Is this something guaranteed by the ISA, or just something we know to be true for common implementations? I'm somewhat afraid of doing this for the generic targets in case this might not be true for some embedded implementation (if it is not an ISA guarantee).

wschmidt edited edge metadata.Oct 2 2014, 1:56 PM

I agree that this is legitimate according to the alignment definitions of atomic loads and stores and the atomicity requirements of the PowerPC ISA. A most excellent improvement indeed.

From the ISA:

Vector storage accesses are not guaranteed to be atomic. The following other types of single-register accesses are always atomic:

  • byte accesses (all bytes are aligned on byte boundaries);
  • halfword accesses aligned on halfword boundaries;
  • word accesses aligned on word boundaries;
  • doubleword accesses aligned on doubleword boundaries.

The language in the LLVM IR reference indicates that if this is not the case for load atomic or store atomic, the result is undefined. So this is safe.

The easiest way to force a use of the indexed forms of load and store is to use an offset that is out of range of the hardware load/store-immediate instructions. So try an array reference that is more than 65535 bytes away from its base.

(BTW, the doubleword accesses only apply to 64-bit -- I got lazy and didn't provide the parenthetical about that.)

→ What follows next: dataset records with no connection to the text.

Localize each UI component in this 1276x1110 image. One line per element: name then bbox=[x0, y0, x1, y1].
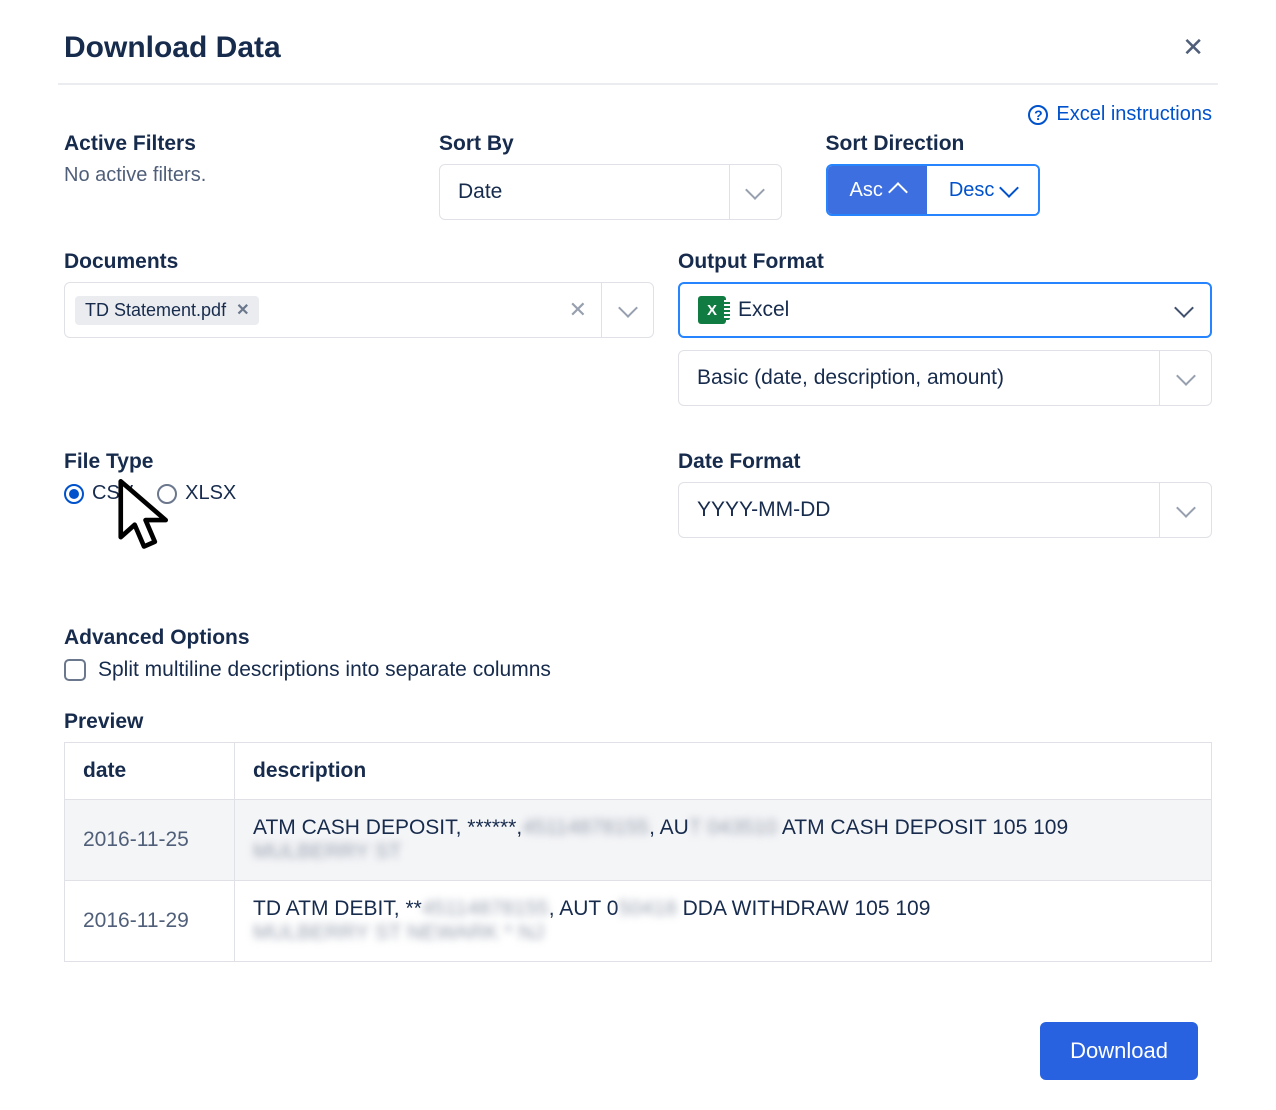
chevron-down-icon bbox=[1176, 366, 1196, 386]
radio-dot-icon bbox=[64, 484, 84, 504]
chevron-down-icon bbox=[745, 180, 765, 200]
table-row: 2016-11-25 ATM CASH DEPOSIT, ******,4511… bbox=[65, 800, 1212, 881]
chevron-box bbox=[729, 165, 781, 219]
chevron-box bbox=[1158, 284, 1210, 336]
sort-direction-section: Sort Direction Asc Desc bbox=[826, 132, 1213, 220]
help-icon: ? bbox=[1028, 105, 1048, 125]
split-multiline-checkbox[interactable] bbox=[64, 659, 86, 681]
modal-footer: Download bbox=[58, 962, 1218, 1110]
chevron-down-icon bbox=[1000, 178, 1020, 198]
cell-description: TD ATM DEBIT, **45114878155, AUT 050418 … bbox=[235, 881, 1212, 962]
document-tag-label: TD Statement.pdf bbox=[85, 300, 226, 321]
cell-date: 2016-11-25 bbox=[65, 800, 235, 881]
xlsx-label: XLSX bbox=[185, 482, 236, 505]
chevron-box bbox=[601, 283, 653, 337]
active-filters-value: No active filters. bbox=[64, 164, 439, 187]
tag-remove-icon[interactable]: ✕ bbox=[236, 300, 249, 320]
col-date-header: date bbox=[65, 743, 235, 800]
file-type-xlsx-radio[interactable]: XLSX bbox=[157, 482, 236, 505]
modal-title: Download Data bbox=[64, 31, 281, 65]
documents-label: Documents bbox=[64, 250, 654, 274]
chevron-down-icon bbox=[1176, 498, 1196, 518]
close-icon[interactable]: ✕ bbox=[1174, 28, 1212, 67]
chevron-box bbox=[1159, 483, 1211, 537]
sort-by-select[interactable]: Date bbox=[439, 164, 782, 220]
file-type-label: File Type bbox=[64, 450, 654, 474]
preview-table: date description 2016-11-25 ATM CASH DEP… bbox=[64, 742, 1212, 962]
col-description-header: description bbox=[235, 743, 1212, 800]
sort-direction-label: Sort Direction bbox=[826, 132, 1213, 156]
asc-label: Asc bbox=[850, 179, 883, 202]
output-format-select[interactable]: X Excel bbox=[678, 282, 1212, 338]
active-filters-section: Active Filters No active filters. bbox=[64, 132, 439, 220]
help-row: ? Excel instructions bbox=[58, 85, 1218, 126]
date-format-section: Date Format YYYY-MM-DD bbox=[678, 450, 1212, 538]
active-filters-label: Active Filters bbox=[64, 132, 439, 156]
date-format-select[interactable]: YYYY-MM-DD bbox=[678, 482, 1212, 538]
sort-by-section: Sort By Date bbox=[439, 132, 826, 220]
file-type-section: File Type CSV XLSX bbox=[64, 450, 654, 538]
chevron-down-icon bbox=[1174, 298, 1194, 318]
sort-by-label: Sort By bbox=[439, 132, 782, 156]
output-template-value: Basic (date, description, amount) bbox=[697, 366, 1004, 390]
date-format-label: Date Format bbox=[678, 450, 1212, 474]
advanced-options-section: Advanced Options Split multiline descrip… bbox=[58, 538, 1218, 682]
date-format-value: YYYY-MM-DD bbox=[697, 498, 830, 522]
documents-select[interactable]: TD Statement.pdf ✕ ✕ bbox=[64, 282, 654, 338]
csv-label: CSV bbox=[92, 482, 133, 505]
preview-label: Preview bbox=[64, 710, 1212, 734]
preview-section: Preview date description 2016-11-25 ATM … bbox=[58, 682, 1218, 962]
download-button[interactable]: Download bbox=[1040, 1022, 1198, 1080]
cell-description: ATM CASH DEPOSIT, ******,45114878155, AU… bbox=[235, 800, 1212, 881]
advanced-options-label: Advanced Options bbox=[64, 626, 1212, 650]
chevron-up-icon bbox=[888, 182, 908, 202]
table-row: 2016-11-29 TD ATM DEBIT, **45114878155, … bbox=[65, 881, 1212, 962]
chevron-box bbox=[1159, 351, 1211, 405]
output-format-label: Output Format bbox=[678, 250, 1212, 274]
file-type-csv-radio[interactable]: CSV bbox=[64, 482, 133, 505]
split-multiline-label: Split multiline descriptions into separa… bbox=[98, 658, 551, 682]
sort-by-value: Date bbox=[458, 180, 502, 204]
modal-header: Download Data ✕ bbox=[58, 8, 1218, 85]
asc-button[interactable]: Asc bbox=[828, 166, 927, 214]
sort-direction-toggle: Asc Desc bbox=[826, 164, 1041, 216]
desc-button[interactable]: Desc bbox=[927, 166, 1039, 214]
document-tag: TD Statement.pdf ✕ bbox=[75, 296, 259, 325]
chevron-down-icon bbox=[618, 298, 638, 318]
excel-icon: X bbox=[698, 296, 726, 324]
desc-label: Desc bbox=[949, 179, 995, 202]
radio-dot-icon bbox=[157, 484, 177, 504]
download-modal: Download Data ✕ ? Excel instructions Act… bbox=[58, 0, 1218, 1110]
documents-section: Documents TD Statement.pdf ✕ ✕ bbox=[64, 250, 654, 406]
output-format-value: Excel bbox=[738, 298, 789, 322]
cell-date: 2016-11-29 bbox=[65, 881, 235, 962]
output-template-select[interactable]: Basic (date, description, amount) bbox=[678, 350, 1212, 406]
help-link-text: Excel instructions bbox=[1056, 103, 1212, 126]
output-format-section: Output Format X Excel Basic (date, descr… bbox=[678, 250, 1212, 406]
clear-all-icon[interactable]: ✕ bbox=[555, 297, 601, 323]
excel-instructions-link[interactable]: ? Excel instructions bbox=[1028, 103, 1212, 126]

Thank you ! This paragraph of the documentation was indeed what I was
thinking about, when saying that atomicity is not a problem, I should have
made it more explicit. I will try to generate tests for the indexed
versions and add them in.

hfinkel accepted this revision.Oct 2 2014, 2:52 PM
hfinkel edited edge metadata.

LGTM.

Regarding the indexed loads/stores, as bill said, you should be able to generate them using a large offset (that won't fit in the immediate), or just using a variable offset.

This revision is now accepted and ready to land.Oct 2 2014, 2:52 PM
morisset updated this revision to Diff 14353.Oct 2 2014, 3:33 PM
morisset edited edge metadata.

Add tests for indexed loads/stores

Thanks! Commit whenever you're ready.

test/CodeGen/PowerPC/atomics-indexed.ll
2 ↗(On Diff #14353)

If at some point you could look at fixing this, that would be great.

morisset closed this revision.Oct 2 2014, 3:37 PM
morisset updated this revision to Diff 14354.

Closed by commit rL218922 (authored by @morisset).